Whenever Facebook deletes an image it deems objectionable, it refers the offending user to its rambling Statement of Rights and Responsibilities. That policy is vague when it comes to content moderation, and probably intentionally so. If users knew exactly what criteria was being used to judge their content, they could hold Facebook to them. It would be clear what Facebook was choosing to censor according to its policies, and what amounted to arbitrary censorship.

Well, now we know Facebook’s exact standards. Derkaoui provided us with a copy of the astonishingly specific guidelines Facebook dictates to content moderators. It’s the public’s first look at exactly what Facebook considers beyond the pale, and what sketchy content it won’t allow in videos, images and wall posts. The document is essentially a map of Facebook’s moral terrain.

The content moderation team Derkaoui was a member of uses a web-based tool to view a stream of pictures, videos and wall posts that have been reported by users. They either confirm the flag, which deletes the content, unconfirm it, which lets it stay, or escalate it to a higher level of moderation, which turns the content in question over to Facebook employees.

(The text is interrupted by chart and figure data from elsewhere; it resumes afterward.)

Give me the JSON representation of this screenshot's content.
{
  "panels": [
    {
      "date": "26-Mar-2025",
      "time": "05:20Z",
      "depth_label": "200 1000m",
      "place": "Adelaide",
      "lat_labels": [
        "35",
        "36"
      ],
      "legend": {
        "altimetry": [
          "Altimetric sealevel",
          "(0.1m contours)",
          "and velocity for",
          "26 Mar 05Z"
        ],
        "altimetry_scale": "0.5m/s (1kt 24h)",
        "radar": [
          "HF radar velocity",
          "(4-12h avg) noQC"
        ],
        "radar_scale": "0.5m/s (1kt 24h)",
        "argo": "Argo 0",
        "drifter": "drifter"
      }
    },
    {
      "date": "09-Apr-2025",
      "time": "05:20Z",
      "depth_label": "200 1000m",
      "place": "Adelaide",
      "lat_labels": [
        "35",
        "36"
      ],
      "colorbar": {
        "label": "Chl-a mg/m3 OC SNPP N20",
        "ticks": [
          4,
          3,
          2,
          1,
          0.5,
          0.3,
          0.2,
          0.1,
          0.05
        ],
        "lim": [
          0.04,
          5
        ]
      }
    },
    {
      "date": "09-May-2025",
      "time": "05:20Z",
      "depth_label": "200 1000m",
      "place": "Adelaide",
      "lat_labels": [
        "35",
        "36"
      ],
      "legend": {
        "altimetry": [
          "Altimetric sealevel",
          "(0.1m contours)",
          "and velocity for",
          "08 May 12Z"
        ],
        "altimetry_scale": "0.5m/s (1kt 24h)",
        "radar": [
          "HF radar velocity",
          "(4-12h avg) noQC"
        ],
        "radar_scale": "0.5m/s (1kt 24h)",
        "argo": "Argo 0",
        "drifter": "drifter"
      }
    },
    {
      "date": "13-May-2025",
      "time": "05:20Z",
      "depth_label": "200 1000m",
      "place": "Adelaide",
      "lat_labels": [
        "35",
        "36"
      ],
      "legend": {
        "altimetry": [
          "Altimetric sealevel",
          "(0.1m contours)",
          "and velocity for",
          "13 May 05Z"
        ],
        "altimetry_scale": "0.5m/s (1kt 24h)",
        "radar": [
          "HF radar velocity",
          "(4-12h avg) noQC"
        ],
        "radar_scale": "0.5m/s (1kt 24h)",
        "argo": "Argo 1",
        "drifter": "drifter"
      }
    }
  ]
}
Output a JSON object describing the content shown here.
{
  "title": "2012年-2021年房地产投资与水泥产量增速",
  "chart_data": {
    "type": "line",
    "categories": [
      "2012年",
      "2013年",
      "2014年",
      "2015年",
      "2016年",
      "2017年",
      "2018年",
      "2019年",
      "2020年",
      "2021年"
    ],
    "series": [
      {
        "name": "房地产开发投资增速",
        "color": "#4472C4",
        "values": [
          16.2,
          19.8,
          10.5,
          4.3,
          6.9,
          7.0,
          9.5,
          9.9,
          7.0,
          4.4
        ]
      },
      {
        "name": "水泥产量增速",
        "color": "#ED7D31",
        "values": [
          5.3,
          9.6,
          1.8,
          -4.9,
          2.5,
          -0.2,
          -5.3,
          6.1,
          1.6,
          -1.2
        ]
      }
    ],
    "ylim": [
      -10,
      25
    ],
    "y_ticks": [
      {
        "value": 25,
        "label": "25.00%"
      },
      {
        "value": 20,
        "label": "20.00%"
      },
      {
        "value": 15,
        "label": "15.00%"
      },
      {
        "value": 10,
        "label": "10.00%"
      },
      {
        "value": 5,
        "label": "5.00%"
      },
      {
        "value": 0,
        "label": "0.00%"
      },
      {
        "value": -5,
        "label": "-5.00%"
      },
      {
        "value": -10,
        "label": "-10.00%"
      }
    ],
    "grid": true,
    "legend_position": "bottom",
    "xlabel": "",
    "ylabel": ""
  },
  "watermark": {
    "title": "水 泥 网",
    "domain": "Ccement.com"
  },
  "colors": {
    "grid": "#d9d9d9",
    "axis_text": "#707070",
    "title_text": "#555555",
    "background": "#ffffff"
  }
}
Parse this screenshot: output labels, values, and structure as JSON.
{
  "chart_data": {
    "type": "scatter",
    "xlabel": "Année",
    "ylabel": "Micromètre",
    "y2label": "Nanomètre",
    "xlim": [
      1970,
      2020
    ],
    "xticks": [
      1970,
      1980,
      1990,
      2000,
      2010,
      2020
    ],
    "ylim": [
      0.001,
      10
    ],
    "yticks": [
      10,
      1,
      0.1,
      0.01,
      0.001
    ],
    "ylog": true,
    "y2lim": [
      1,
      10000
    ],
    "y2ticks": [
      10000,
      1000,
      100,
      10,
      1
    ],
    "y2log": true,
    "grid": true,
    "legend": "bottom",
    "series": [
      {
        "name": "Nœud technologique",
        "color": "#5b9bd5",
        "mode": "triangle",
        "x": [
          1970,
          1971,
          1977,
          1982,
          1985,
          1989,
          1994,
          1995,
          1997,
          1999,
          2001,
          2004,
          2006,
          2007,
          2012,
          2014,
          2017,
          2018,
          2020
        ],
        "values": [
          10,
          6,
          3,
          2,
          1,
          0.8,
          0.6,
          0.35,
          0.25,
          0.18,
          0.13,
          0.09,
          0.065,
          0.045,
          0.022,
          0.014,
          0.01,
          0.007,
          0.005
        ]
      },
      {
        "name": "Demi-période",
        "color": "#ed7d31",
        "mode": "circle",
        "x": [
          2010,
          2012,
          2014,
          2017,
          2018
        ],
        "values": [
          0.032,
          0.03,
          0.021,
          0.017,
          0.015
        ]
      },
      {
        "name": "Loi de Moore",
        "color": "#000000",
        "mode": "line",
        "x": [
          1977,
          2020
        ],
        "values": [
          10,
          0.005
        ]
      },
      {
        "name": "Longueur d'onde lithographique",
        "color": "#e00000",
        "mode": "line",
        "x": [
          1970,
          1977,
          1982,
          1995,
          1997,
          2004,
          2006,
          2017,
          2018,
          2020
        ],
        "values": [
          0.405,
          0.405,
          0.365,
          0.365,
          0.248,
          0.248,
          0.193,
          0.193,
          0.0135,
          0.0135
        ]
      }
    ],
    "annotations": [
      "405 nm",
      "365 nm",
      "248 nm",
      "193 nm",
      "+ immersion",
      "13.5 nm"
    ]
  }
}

Example rules defining content for which abuse reports are confirmed and the content is taken down:

  1. Any OBVIOUS sexual activity, even if naked parts are hidden from view by hands, clothes or other objects. Cartoons/art included. Foreplay allowed (Kissing, groping, etc.). even for same sex (man-rnan/woman woman
  2. Naked private parts including female nipple bulges and naked butt cracks; male nipples are ok.
  3. Pixelated or black-barred content showing nudity or sexual activity as above.